А это был сильный человек, человек с властью. Прежде всех других его качеств, ощущалось в нем именно присутствие внутренней силы: силы убеждения, силы воли – непреклонной, деспотической относительно самого себя, вместе с незыблемою стойкостью нравственных основ, не способною ни к каким уступкам и сделкам. Смотря на его работу – методическую, отчетливую до мелочей, – всякий сказал бы, что такое систематическое применение воли к делу, такая выдержка в труде, то, что немцы называют Ausdauer, возможно только при твердом спокойствии и хладнокровии духа… А между тем это был человек самый пылкий, самый страстный, даже пристрастный по своей природе, и кто узнавал Чижова лишь с этой его стороны, готов был, напротив, вывести заключение, что он способен управляться в жизни только порывом! Но это-то цельное сочетание таких, по-видимому, противоположных свойств и было в нем особенно привлекательно: оно-то и придавало ему такую нравственную красоту и такую власть над другими. Этот страстный человек не менял предметов своей страсти, и как оставался верен, неизменно верен до смерти своим друзьям, и в крупных событиях и в мелочных обстоятельствах их жизни, – так, с каким-то неистощимым, не остывающим жаром, в каком-то упорном, пребывающем порыве, педантически тщательно служил каждому взятому им на себя делу и не спеша доводил его до конца. Горячее, сострадательное сердце, он однако же был не из слабосердых и не любил потворствовать слабостям даже в друзьях. Оказывая помощь, – а он многих облагодетельствовал, многих поставил на ноги в жизни и притом без всяких чувствительных и умильных приемов, – он всегда заботился о том, чтобы это добро пошло впрок, а не во вред человеку. Почти спартанец относительно внешних житейских удобств, он был крутым, неумолимым гонителем всякой распущенности, лени, небрежности, неги; строгий к себе, был строг и взыскателен по службе, и глубоко возмущался, когда встречал в людях недостаточно нравственное отношение к долгу, к порученному им делу. Впрочем, личные дела, собственные интересы мало его заботили. Только то дело и было, властно привлечь его к себе, за которым он мог признать какое-либо гражданское, общеполезное значение и которое тем самым, в его глазах, стояло выше одинокой личности человека; только общественное дело становилось ему своим, личным; только в успехе такого дела, созданном его личными трудами, обретал он себе личное удовлетворение и, как он выражался, самый дорогой эгоистический интерес.
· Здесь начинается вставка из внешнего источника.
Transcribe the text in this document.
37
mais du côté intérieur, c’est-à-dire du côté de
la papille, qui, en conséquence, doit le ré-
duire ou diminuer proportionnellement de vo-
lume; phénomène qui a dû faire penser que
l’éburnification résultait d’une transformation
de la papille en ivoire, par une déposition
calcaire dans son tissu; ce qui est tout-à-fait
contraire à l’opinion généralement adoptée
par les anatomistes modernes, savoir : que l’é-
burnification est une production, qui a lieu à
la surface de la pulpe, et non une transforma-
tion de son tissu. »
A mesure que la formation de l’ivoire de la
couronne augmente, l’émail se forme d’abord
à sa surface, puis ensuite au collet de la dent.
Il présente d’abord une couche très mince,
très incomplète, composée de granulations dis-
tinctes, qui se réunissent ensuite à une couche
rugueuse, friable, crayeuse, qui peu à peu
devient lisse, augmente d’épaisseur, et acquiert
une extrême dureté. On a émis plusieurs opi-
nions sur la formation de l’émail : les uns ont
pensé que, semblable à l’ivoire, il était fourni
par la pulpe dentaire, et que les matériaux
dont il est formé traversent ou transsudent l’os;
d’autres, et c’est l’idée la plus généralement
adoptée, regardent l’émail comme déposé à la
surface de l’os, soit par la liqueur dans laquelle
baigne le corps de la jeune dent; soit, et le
Вот какого нравственного закала человек примкнул, в половине сороковых годов, к кругу Хомякова, Киреевских, К. Аксакова, Юрия Самарина – тех высокоталантливых, высоконравственных деятелей, которых враждебная критика обозвала в насмешку кличкою «славянофилов», обратившеюся впоследствии в такое почетное для них именование. Теперь, когда они все в могиле, когда их творческая мысль оправдывается самою историей и поднятое ими знамя становится знаменем всего мыслящего русского общества, с особенною яркостью выступает значение той духовной силы, которою окрылялось у них и слово и дело. В их направлении не было ни доктринерства, ни теоретической отвлеченности. Подвигом самой жизни запечатлели они искренность и правду своих убеждений.